Anticipated Loss of Potential

While I occasionally make fun of the young among us for not exercising their brains much, they are generally on a path and can see their potential futures. They can see that someone addicted to heroin or cocaine isn't as likely to succeed. Thus, when middle class or above kids are making their way thru high school and going off to college the majority of them don't come out the other end with addiction issues. And don't try to tell me that drugs aren't available in and around school; Lexington PD raided the place where kids congregated just outside my Junior High School when I was in the eighth grade. I had a classmate in college tell me how he had sworn off LSD because a building tried to attack him while he was high and walking across campus. Drugs are available while you are in school. 

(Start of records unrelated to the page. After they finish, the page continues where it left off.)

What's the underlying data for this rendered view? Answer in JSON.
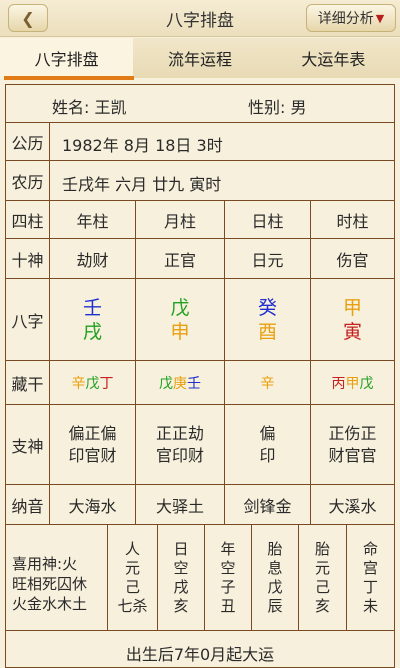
{
  "header": {
    "back_icon": "chevron-left-icon",
    "title": "八字排盘",
    "detail_label": "详细分析",
    "detail_arrow": "▼"
  },
  "tabs": [
    {
      "label": "八字排盘",
      "active": true
    },
    {
      "label": "流年运程",
      "active": false
    },
    {
      "label": "大运年表",
      "active": false
    }
  ],
  "info": {
    "name_label": "姓名:",
    "name_value": "王凯",
    "gender_label": "性别:",
    "gender_value": "男",
    "gongli_label": "公历",
    "gongli_value": "1982年 8月 18日 3时",
    "nongli_label": "农历",
    "nongli_value": "壬戌年 六月 廿九 寅时"
  },
  "pillars": {
    "label": "四柱",
    "cols": [
      "年柱",
      "月柱",
      "日柱",
      "时柱"
    ]
  },
  "shishen": {
    "label": "十神",
    "values": [
      "劫财",
      "正官",
      "日元",
      "伤官"
    ]
  },
  "bazi": {
    "label": "八字",
    "stems": [
      {
        "text": "壬",
        "color": "#2030d0"
      },
      {
        "text": "戊",
        "color": "#22a022"
      },
      {
        "text": "癸",
        "color": "#2030d0"
      },
      {
        "text": "甲",
        "color": "#e8a010"
      }
    ],
    "branches": [
      {
        "text": "戌",
        "color": "#22a022"
      },
      {
        "text": "申",
        "color": "#e8a010"
      },
      {
        "text": "酉",
        "color": "#e8a010"
      },
      {
        "text": "寅",
        "color": "#c62020"
      }
    ]
  },
  "canggan": {
    "label": "藏干",
    "cells": [
      [
        {
          "text": "辛",
          "color": "#e8a010"
        },
        {
          "text": "戊",
          "color": "#22a022"
        },
        {
          "text": "丁",
          "color": "#c62020"
        }
      ],
      [
        {
          "text": "戊",
          "color": "#22a022"
        },
        {
          "text": "庚",
          "color": "#e8a010"
        },
        {
          "text": "壬",
          "color": "#2030d0"
        }
      ],
      [
        {
          "text": "辛",
          "color": "#e8a010"
        }
      ],
      [
        {
          "text": "丙",
          "color": "#c62020"
        },
        {
          "text": "甲",
          "color": "#e8a010"
        },
        {
          "text": "戊",
          "color": "#22a022"
        }
      ]
    ]
  },
  "zhishen": {
    "label": "支神",
    "cells": [
      [
        "偏正偏",
        "印官财"
      ],
      [
        "正正劫",
        "官印财"
      ],
      [
        "偏",
        "印"
      ],
      [
        "正伤正",
        "财官官"
      ]
    ]
  },
  "nayin": {
    "label": "纳音",
    "values": [
      "大海水",
      "大驿土",
      "剑锋金",
      "大溪水"
    ]
  },
  "bottom": {
    "xiyong_label": "喜用神:",
    "xiyong_value": "火",
    "wangxiang_line1": "旺相死囚休",
    "wangxiang_line2": "火金水木土",
    "columns": [
      [
        "人",
        "元",
        "己",
        "七杀"
      ],
      [
        "日",
        "空",
        "戌",
        "亥"
      ],
      [
        "年",
        "空",
        "子",
        "丑"
      ],
      [
        "胎",
        "息",
        "戊",
        "辰"
      ],
      [
        "胎",
        "元",
        "己",
        "亥"
      ],
      [
        "命",
        "宫",
        "丁",
        "未"
      ]
    ],
    "footer_text": "出生后7年0月起大运"
  }
}
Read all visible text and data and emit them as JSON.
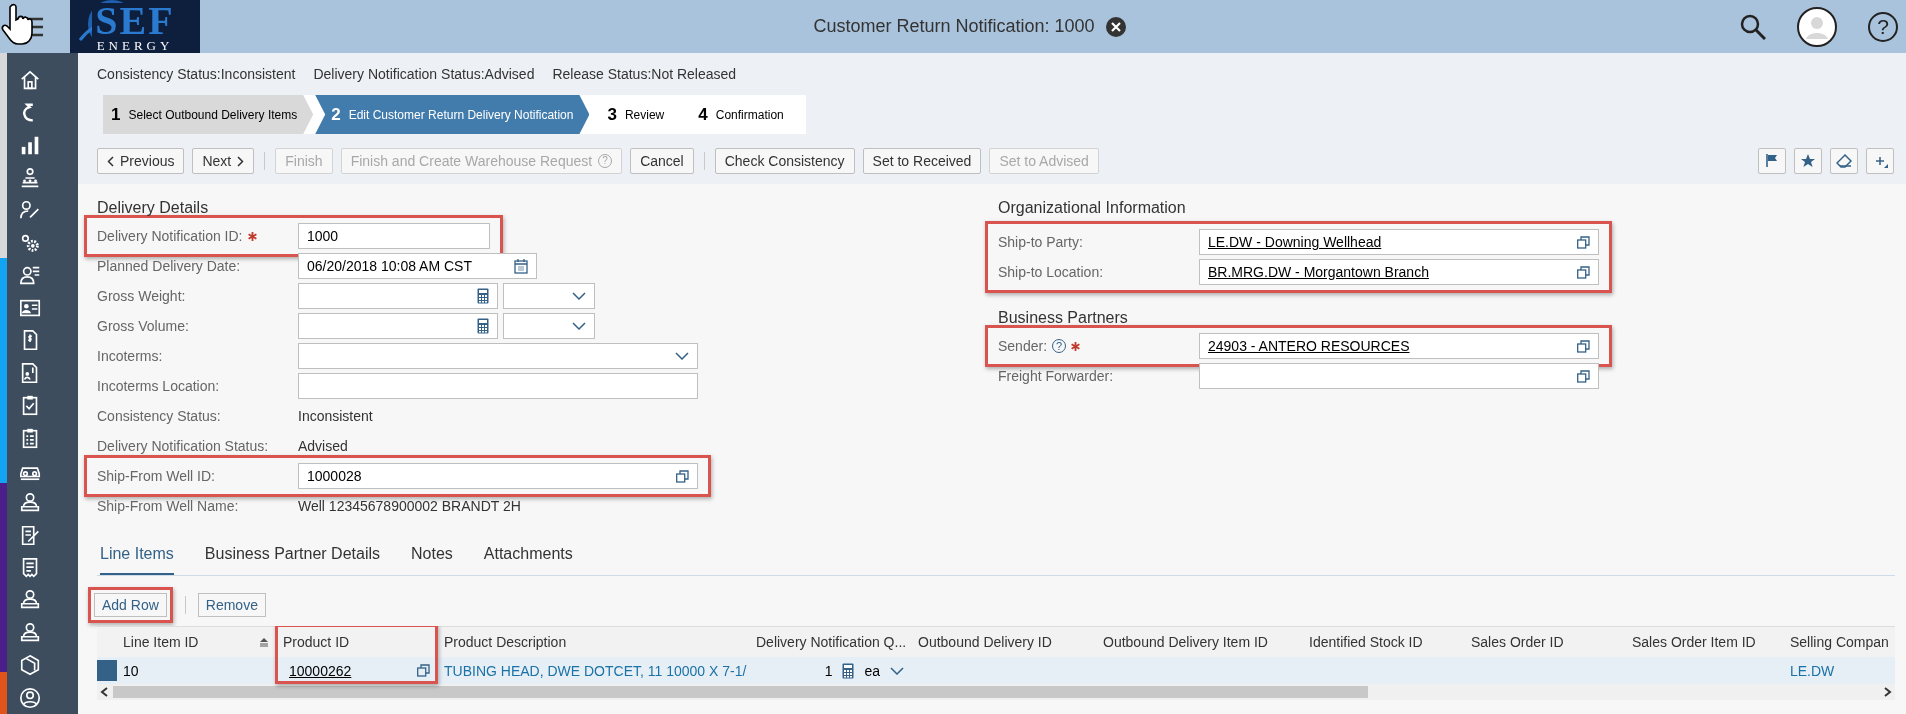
{
  "header": {
    "logo": {
      "name": "SEF",
      "tagline": "ENERGY"
    },
    "title": "Customer Return Notification: 1000",
    "help": "?"
  },
  "status_line": [
    {
      "label": "Consistency Status:",
      "value": "Inconsistent"
    },
    {
      "label": "Delivery Notification Status:",
      "value": "Advised"
    },
    {
      "label": "Release Status:",
      "value": "Not Released"
    }
  ],
  "wizard": [
    {
      "number": "1",
      "label": "Select Outbound Delivery Items",
      "selected": false,
      "completed": true
    },
    {
      "number": "2",
      "label": "Edit Customer Return Delivery Notification",
      "selected": true,
      "completed": false
    },
    {
      "number": "3",
      "label": "Review",
      "selected": false,
      "completed": false
    },
    {
      "number": "4",
      "label": "Confirmation",
      "selected": false,
      "completed": false
    }
  ],
  "toolbar": {
    "groups": [
      [
        {
          "label": "Previous",
          "kind": "back",
          "disabled": false
        },
        {
          "label": "Next",
          "kind": "forward",
          "disabled": false
        }
      ],
      [
        {
          "label": "Finish",
          "disabled": true
        },
        {
          "label": "Finish and Create Warehouse Request",
          "help": "?",
          "disabled": true
        },
        {
          "label": "Cancel",
          "disabled": false
        }
      ],
      [
        {
          "label": "Check Consistency",
          "disabled": false
        },
        {
          "label": "Set to Received",
          "disabled": false
        },
        {
          "label": "Set to Advised",
          "disabled": true
        }
      ]
    ]
  },
  "columns": [
    [
      {
        "title": "Delivery Details",
        "highlighted": false,
        "fields": [
          {
            "label": "Delivery Notification ID:",
            "kind": "id_input",
            "value": "1000",
            "required": true,
            "highlighted": true
          },
          {
            "label": "Planned Delivery Date:",
            "kind": "date",
            "value": "06/20/2018 10:08 AM CST",
            "required": false,
            "highlighted": false
          },
          {
            "label": "Gross Weight:",
            "kind": "quantity",
            "required": false,
            "highlighted": false
          },
          {
            "label": "Gross Volume:",
            "kind": "quantity",
            "required": false,
            "highlighted": false
          },
          {
            "label": "Incoterms:",
            "kind": "dropdown",
            "required": false,
            "highlighted": false
          },
          {
            "label": "Incoterms Location:",
            "kind": "input",
            "required": false,
            "highlighted": false
          },
          {
            "label": "Consistency Status:",
            "kind": "text",
            "value": "Inconsistent",
            "required": false,
            "highlighted": false
          },
          {
            "label": "Delivery Notification Status:",
            "kind": "text",
            "value": "Advised",
            "required": false,
            "highlighted": false
          },
          {
            "label": "Ship-From Well ID:",
            "kind": "value_help",
            "value": "1000028",
            "link": false,
            "required": false,
            "highlighted": true
          },
          {
            "label": "Ship-From Well Name:",
            "kind": "text",
            "value": "Well 12345678900002 BRANDT 2H",
            "required": false,
            "highlighted": false
          }
        ]
      }
    ],
    [
      {
        "title": "Organizational Information",
        "highlighted": true,
        "fields": [
          {
            "label": "Ship-to Party:",
            "kind": "value_help",
            "value": "LE.DW - Downing Wellhead",
            "link": true,
            "required": false,
            "highlighted": false
          },
          {
            "label": "Ship-to Location:",
            "kind": "value_help",
            "value": "BR.MRG.DW - Morgantown Branch",
            "link": true,
            "required": false,
            "highlighted": false
          }
        ]
      },
      {
        "title": "Business Partners",
        "highlighted": false,
        "fields": [
          {
            "label": "Sender:",
            "help": "?",
            "kind": "value_help",
            "value": "24903 - ANTERO RESOURCES",
            "link": true,
            "required": true,
            "highlighted": true
          },
          {
            "label": "Freight Forwarder:",
            "kind": "value_help",
            "required": false,
            "highlighted": false
          }
        ]
      }
    ]
  ],
  "tabs": [
    {
      "label": "Line Items",
      "selected": true
    },
    {
      "label": "Business Partner Details",
      "selected": false
    },
    {
      "label": "Notes",
      "selected": false
    },
    {
      "label": "Attachments",
      "selected": false
    }
  ],
  "table_toolbar": [
    {
      "label": "Add Row",
      "highlighted": true
    },
    {
      "label": "Remove",
      "highlighted": false
    }
  ],
  "table": {
    "columns": [
      {
        "label": "Line Item ID",
        "sorted": true,
        "highlighted": false
      },
      {
        "label": "Product ID",
        "sorted": false,
        "highlighted": true
      },
      {
        "label": "Product Description",
        "sorted": false,
        "highlighted": false
      },
      {
        "label": "Delivery Notification Q...",
        "sorted": false,
        "highlighted": false
      },
      {
        "label": "Outbound Delivery ID",
        "sorted": false,
        "highlighted": false
      },
      {
        "label": "Outbound Delivery Item ID",
        "sorted": false,
        "highlighted": false
      },
      {
        "label": "Identified Stock ID",
        "sorted": false,
        "highlighted": false
      },
      {
        "label": "Sales Order ID",
        "sorted": false,
        "highlighted": false
      },
      {
        "label": "Sales Order Item ID",
        "sorted": false,
        "highlighted": false
      },
      {
        "label": "Selling Compan",
        "sorted": false,
        "highlighted": false
      }
    ],
    "rows": [
      {
        "selected": true,
        "cells": [
          {
            "kind": "text",
            "value": "10"
          },
          {
            "kind": "link_help",
            "value": "10000262"
          },
          {
            "kind": "link",
            "value": "TUBING HEAD, DWE DOTCET, 11 10000 X 7-1/"
          },
          {
            "kind": "quantity",
            "value": "1",
            "unit": "ea"
          },
          {
            "kind": "empty"
          },
          {
            "kind": "empty"
          },
          {
            "kind": "empty"
          },
          {
            "kind": "empty"
          },
          {
            "kind": "empty"
          },
          {
            "kind": "link",
            "value": "LE.DW"
          }
        ]
      }
    ]
  }
}
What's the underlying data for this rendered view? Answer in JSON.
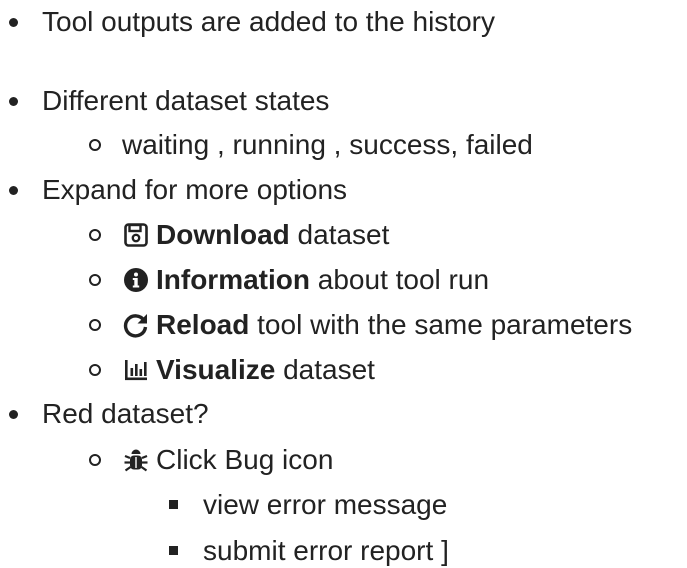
{
  "items": [
    {
      "text": "Tool outputs are added to the history"
    },
    {
      "text": "Different dataset states"
    },
    {
      "text": "waiting , running , success, failed"
    },
    {
      "text": "Expand for more options"
    },
    {
      "bold": "Download",
      "rest": " dataset",
      "icon": "floppy-disk-icon"
    },
    {
      "bold": "Information",
      "rest": " about tool run",
      "icon": "info-circle-icon"
    },
    {
      "bold": "Reload",
      "rest": " tool with the same parameters",
      "icon": "redo-icon"
    },
    {
      "bold": "Visualize",
      "rest": " dataset",
      "icon": "bar-chart-icon"
    },
    {
      "text": "Red dataset?"
    },
    {
      "text": "Click Bug icon",
      "icon": "bug-icon"
    },
    {
      "text": "view error message"
    },
    {
      "text": "submit error report ]"
    }
  ]
}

So, I see the minor drugs as a gateway of sorts, but the jump to harder drugs not being accomplished solely thru them. There has to be something that gets a person over the barrier. This could come in many flavors. There are always some few people who simply fall off the path because of they are young and (in their own mind) invulnerable or they have a major event and seek solace in oblivion or maybe they came equipped with a greater genetic predisposition. There are always people who have so much familial money/power they will be taken care of even if they turn into the biggest herion addict on the West Coast. Most importantly, if there doesn't appear to  be a set path for success then immediate gratification becomes a much more powerful draw. This is your basic explanation as to why, despite not having the same level of general affluence, drugs are more commonly found in depressed communities where their economic impact is more profound.

There is an argument that in order to make the lesser drugs even less of a connection to the harder drugs they should be legal, affordable, and relatively easy to access. Minor entry level bumps (which are fairly easily worked around) may be acceptable to reduce their potential for harm, but making them so high that the lesser drugs go back to being sold by the same guy who is distributing coke, heroin, or oxys is counterproductive. 

In fact, I've often wondered if - and at times posited that - the main reason that marijuana is a gateway drug is that it is sold by the same person who is selling coke and he'd really like to get you hooked on that more addictive drug to make you a more dependent customer.